Face caméra, des Syriennes témoignent des viols et des déshonneurs subis dans les geôles de Bachar el-Assad. Un documentaire de Manon Loizeau diffusé mardi 12 décembre sur France 2.

Quelque chose est en train de se dessiner dans la filmographie de Manon Loizeau. La journaliste exhume ce qui est tu, ce qui est caché, ce que l’humanité enfouit, la politique aussi. Et la cinéaste – car il y a du cinéma dans ces documentaires là – et la cinéaste de construire petit à petit un langage pour ne jamais montrer l’effroi de ce qu’elle est en train de nous raconter. Ne jamais montrer à l’image ou si peu. Le travail de Manon Loizeau est devenu oxymore : des images qui ne montrent pas. Des images qui vont pourtant au-delà. Par leur pudeur, leur désolation symbolique, leur poésie détournée. Il fallait cela pour entendre le cri étouffé des femmes violées dans les geôles syriennes. Il fallait ne pas figurer.     

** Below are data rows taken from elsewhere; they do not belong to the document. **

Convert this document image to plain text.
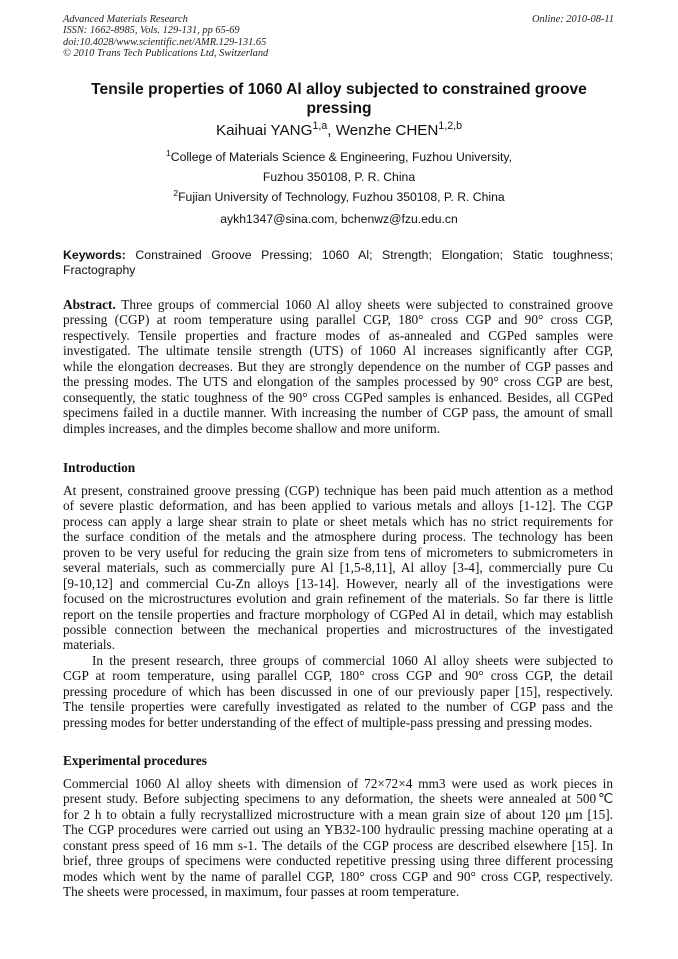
Advanced Materials Research
ISSN: 1662-8985, Vols. 129-131, pp 65-69
doi:10.4028/www.scientific.net/AMR.129-131.65
© 2010 Trans Tech Publications Ltd, Switzerland
Online: 2010-08-11
Tensile properties of 1060 Al alloy subjected to constrained groove pressing
Kaihuai YANG$^{1,a}$, Wenzhe CHEN$^{1,2,b}$
$^1$College of Materials Science & Engineering, Fuzhou University,
Fuzhou 350108, P. R. China
$^2$Fujian University of Technology, Fuzhou 350108, P. R. China
aykh1347@sina.com, bchenwz@fzu.edu.cn
Keywords: Constrained Groove Pressing; 1060 Al; Strength; Elongation; Static toughness; Fractography
Abstract. Three groups of commercial 1060 Al alloy sheets were subjected to constrained groove
pressing (CGP) at room temperature using parallel CGP, 180° cross CGP and 90° cross CGP,
respectively. Tensile properties and fracture modes of as-annealed and CGPed samples were
investigated. The ultimate tensile strength (UTS) of 1060 Al increases significantly after CGP,
while the elongation decreases. But they are strongly dependence on the number of CGP passes and
the pressing modes. The UTS and elongation of the samples processed by 90° cross CGP are best,
consequently, the static toughness of the 90° cross CGPed samples is enhanced. Besides, all CGPed
specimens failed in a ductile manner. With increasing the number of CGP pass, the amount of small
dimples increases, and the dimples become shallow and more uniform.
Introduction
At present, constrained groove pressing (CGP) technique has been paid much attention as a method
of severe plastic deformation, and has been applied to various metals and alloys [1-12]. The CGP
process can apply a large shear strain to plate or sheet metals which has no strict requirements for
the surface condition of the metals and the atmosphere during process. The technology has been
proven to be very useful for reducing the grain size from tens of micrometers to submicrometers in
several materials, such as commercially pure Al [1,5-8,11], Al alloy [3-4], commercially pure Cu
[9-10,12] and commercial Cu-Zn alloys [13-14]. However, nearly all of the investigations were
focused on the microstructures evolution and grain refinement of the materials. So far there is little
report on the tensile properties and fracture morphology of CGPed Al in detail, which may establish
possible connection between the mechanical properties and microstructures of the investigated
materials.
In the present research, three groups of commercial 1060 Al alloy sheets were subjected to
CGP at room temperature, using parallel CGP, 180° cross CGP and 90° cross CGP, the detail
pressing procedure of which has been discussed in one of our previously paper [15], respectively.
The tensile properties were carefully investigated as related to the number of CGP pass and the
pressing modes for better understanding of the effect of multiple-pass pressing and pressing modes.
Experimental procedures
Commercial 1060 Al alloy sheets with dimension of 72×72×4 mm3 were used as work pieces in
present study. Before subjecting specimens to any deformation, the sheets were annealed at 500℃
for 2 h to obtain a fully recrystallized microstructure with a mean grain size of about 120 μm [15].
The CGP procedures were carried out using an YB32-100 hydraulic pressing machine operating at a
constant press speed of 16 mm s-1. The details of the CGP process are described elsewhere [15]. In
brief, three groups of specimens were conducted repetitive pressing using three different processing
modes which went by the name of parallel CGP, 180° cross CGP and 90° cross CGP, respectively.
The sheets were processed, in maximum, four passes at room temperature.
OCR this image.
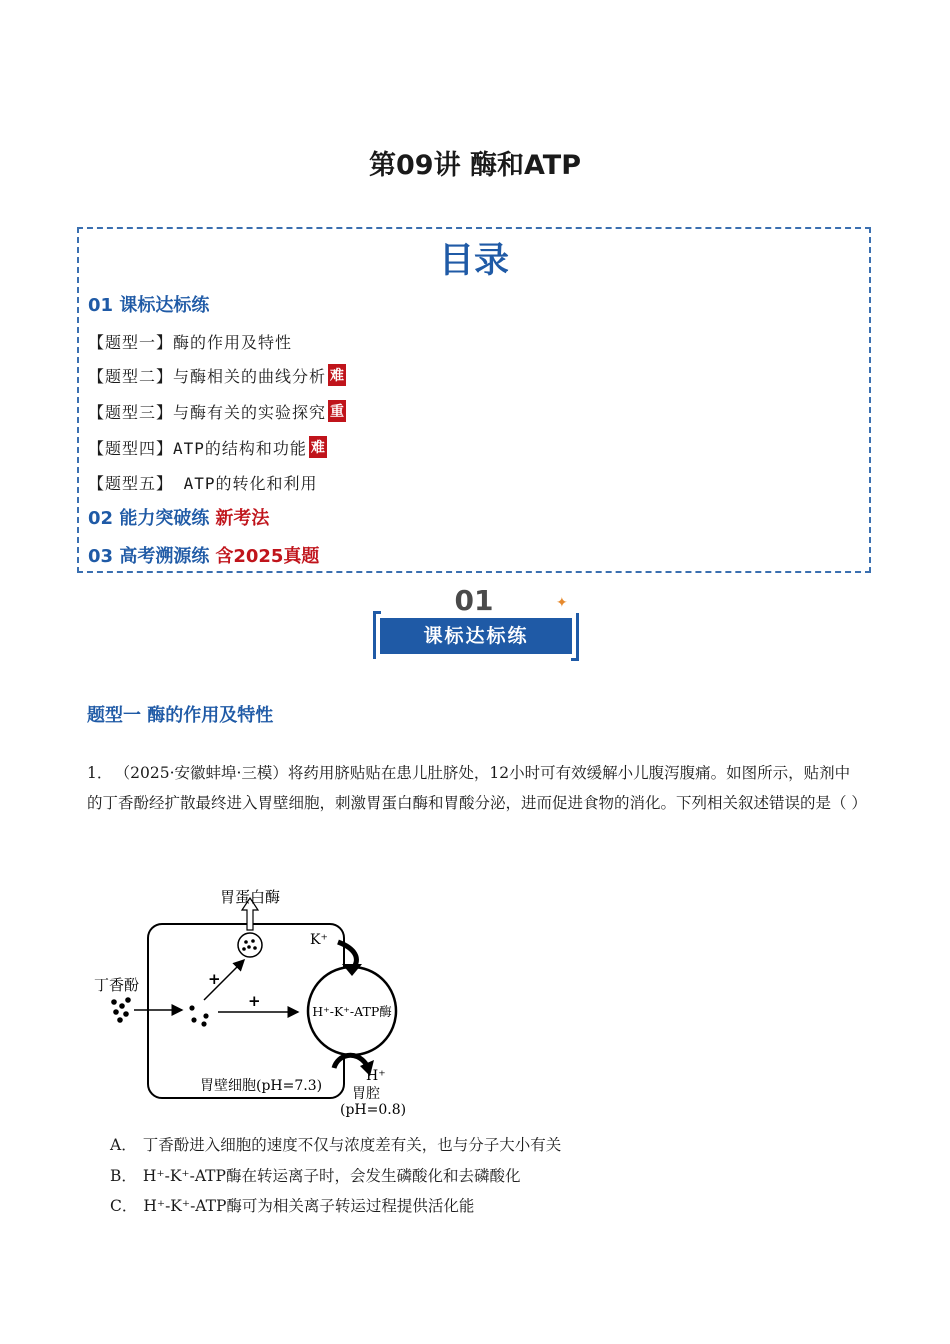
第09讲 酶和ATP
目录
01 课标达标练
【题型一】酶的作用及特性
【题型二】与酶相关的曲线分析 难
【题型三】与酶有关的实验探究 重
【题型四】ATP的结构和功能 难
【题型五】 ATP的转化和利用
02 能力突破练 新考法
03 高考溯源练 含2025真题
01
课标达标练
✦
题型一 酶的作用及特性
1． （2025·安徽蚌埠·三模）将药用脐贴贴在患儿肚脐处，12小时可有效缓解小儿腹泻腹痛。如图所示，贴剂中的丁香酚经扩散最终进入胃壁细胞，刺激胃蛋白酶和胃酸分泌，进而促进食物的消化。下列相关叙述错误的是（ ）
胃蛋白酶
丁香酚	+
+
H⁺-K⁺-ATP酶
K⁺
H⁺
胃壁细胞(pH=7.3) 胃腔
(pH=0.8)
A． 丁香酚进入细胞的速度不仅与浓度差有关，也与分子大小有关
B． H⁺-K⁺-ATP酶在转运离子时，会发生磷酸化和去磷酸化
C． H⁺-K⁺-ATP酶可为相关离子转运过程提供活化能
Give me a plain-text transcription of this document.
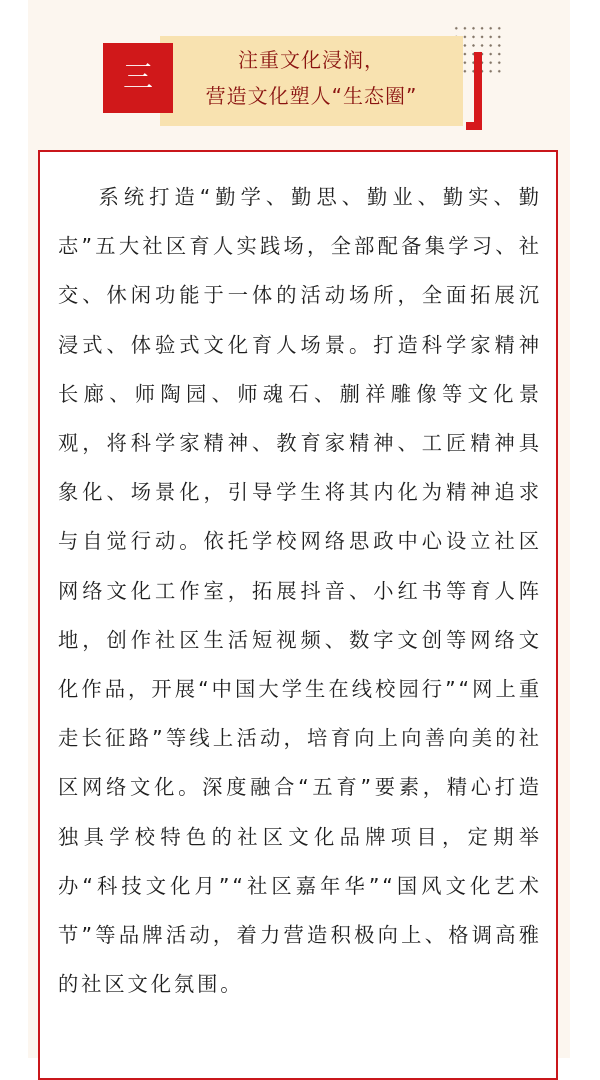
注重文化浸润，
营造文化塑人“生态圈”
三

系统打造“勤学、勤思、勤业、勤实、勤志”五大社区育人实践场，全部配备集学习、社交、休闲功能于一体的活动场所，全面拓展沉浸式、体验式文化育人场景。打造科学家精神长廊、师陶园、师魂石、蒯祥雕像等文化景观，将科学家精神、教育家精神、工匠精神具象化、场景化，引导学生将其内化为精神追求与自觉行动。依托学校网络思政中心设立社区网络文化工作室，拓展抖音、小红书等育人阵地，创作社区生活短视频、数字文创等网络文化作品，开展“中国大学生在线校园行”“网上重走长征路”等线上活动，培育向上向善向美的社区网络文化。深度融合“五育”要素，精心打造独具学校特色的社区文化品牌项目，定期举办“科技文化月”“社区嘉年华”“国风文化艺术节”等品牌活动，着力营造积极向上、格调高雅的社区文化氛围。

« Syrie, le cri étouffé » est diffusé demain soir, mardi 12 décembre à 23h, sur France 2. Soirée spéciale Syrie, qui s’ouvrira par un premier documentaire consacré à « La Syrie de Bachar El Assad ». Soirée reportée, suite à la mort et aux hommage cathodiques rendus à Johnny. 

Les brèves de l'Instant M

A lire, sur le site de Médiapart, l’histoire édifiante du silence qui prévalut  pendant 30 ans, chez nous, à Radio France, quant aux agissements de Patrice Bertin. Il a été une très grande voix de l’info, ici, sur France Inter, a en également dirigé la rédaction. Il viendrait donc de prendre sa retraite, après que la DRH a recueilli plusieurs témoignages. Médiapart relate des faits de harcèlement, mais également deux tentatives de viols. Des directeurs et présidents alertés successivement sur une partie des faits. Des recadrages. Mais une belle carrière effectuée, malgré tout.   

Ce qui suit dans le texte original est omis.